So the Abbey has announced that it's to open 100 new branches.
See article here.
This is interesting as the announcement comes only a few months after announcing that they will shed up to 2000 jobs in an efficiency drive I'm interested to know the motivation behind opening branches. Whatever it is, it must be compelling as the cost involved in this activity must be astronomical never mind the increase in overheads.
My speculation is that it's been decided that branches are needed in order to reduce customer churn and increase the customer base. This is the interesting bit. It's interesting because this is old fashioned marketing. Good old face-to-face wins the day.
You know the scenario, you walk in, smoke coming out of your ears, demand to have your account closed immediately and are met with smooth talking & understanding member of staff. 20 minutes later you walk out having kept your account and also signed up for a credit card and high notice deposit account.
Is there a hidden message here? I think there is. The message is that they have not been successful reducing customer churn and gaining new customers through online means. I'm not sure if they've even tried. If they have, it's a shame that it didn't work. If they haven't then it's exactly what they should be doing. You can keep the Finance Director happy by spending far less than you would on new branches and also avoid a huge increase in overheads. Furthermore, and more importantly (at least is should be) they'll keep their customers happy.
If customers have an online community so that they can connect with their bank, so that they can communicate with their bank then they've just achieved the best win-win they ever could.

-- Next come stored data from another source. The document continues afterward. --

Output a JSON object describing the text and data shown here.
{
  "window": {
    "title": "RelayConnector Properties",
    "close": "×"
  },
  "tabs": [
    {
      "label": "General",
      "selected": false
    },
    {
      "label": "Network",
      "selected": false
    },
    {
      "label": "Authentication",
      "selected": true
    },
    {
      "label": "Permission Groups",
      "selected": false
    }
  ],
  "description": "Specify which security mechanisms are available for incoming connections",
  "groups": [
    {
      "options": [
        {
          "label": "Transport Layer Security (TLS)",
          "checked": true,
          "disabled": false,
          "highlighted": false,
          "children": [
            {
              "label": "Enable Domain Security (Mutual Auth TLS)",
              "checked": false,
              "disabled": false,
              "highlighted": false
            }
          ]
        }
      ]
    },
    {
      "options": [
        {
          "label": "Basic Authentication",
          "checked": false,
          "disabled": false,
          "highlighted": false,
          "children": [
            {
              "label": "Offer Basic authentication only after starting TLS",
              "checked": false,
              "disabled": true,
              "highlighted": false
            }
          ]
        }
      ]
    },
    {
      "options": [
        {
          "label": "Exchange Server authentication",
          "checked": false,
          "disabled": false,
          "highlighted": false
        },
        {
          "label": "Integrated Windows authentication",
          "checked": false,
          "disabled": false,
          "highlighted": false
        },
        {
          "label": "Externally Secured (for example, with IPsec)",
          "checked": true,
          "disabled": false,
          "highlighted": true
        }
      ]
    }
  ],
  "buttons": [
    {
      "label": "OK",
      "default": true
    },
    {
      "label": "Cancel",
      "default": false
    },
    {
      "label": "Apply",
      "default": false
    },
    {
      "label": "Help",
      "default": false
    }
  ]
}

You see here we have direct interaction with the consumer, they feel valued, they feel that someone is listening, more to the point you - the service provider, the bank - can communicate desired responses. These enable you to keep abreast of customer demands and desires and in doing so you'll build advocates. Once you've done this you can dispense with your marketing director, he's not needed anymore - you're advocates will do his job for you.
If you're reading this and you work for the Abbey, I know what you're thinking - "What about the internal overhead of responding to customer queries, questions, suggestions within this community". This is a good question, let's think about this. How many distinct questions do you think there can be. Really, how many. You're a bank with a finite (and small) product offering. So that's the first thing there won't be that many distinct questions but for the questions that do exist, think about it, you'll answer them once and hundreds or thousands will get the answer, the same answer - oh, at last, a consistent message you'll hear your customers say.
So know you're building a nice repository of information, suggestions and advice all of which is reusable. If you have a decent search facility built in, questions should reduce as your customers will find the answers to their queries themselves. Make sense. So now, the customer is doing the work that you used to do, that sounds good - reduced headcount, the FD will be happy again.
Last point (in order to keep the blog short-ish more than anything else), think about this community. Think about your clients openly expressing "I wish I didn't have to do such and such when I setup a new direct debit" or "why does it take 5 days to sort out this" and lastly "why do the bank keep sending my cheque book to my previous address". You've got free market research. Free = FD is happy again, Market Research = Marketing Director is happy. Ooops, I forgot, he's already gone. OK,
Head of Products will be happy.
The future is online, the future is mobile. Few of us have the time, inclination or desire to visit a bank on the high street. The group that does have this time are reducing in number all of the time. Once we get to Global Banking, this group will be minuscule.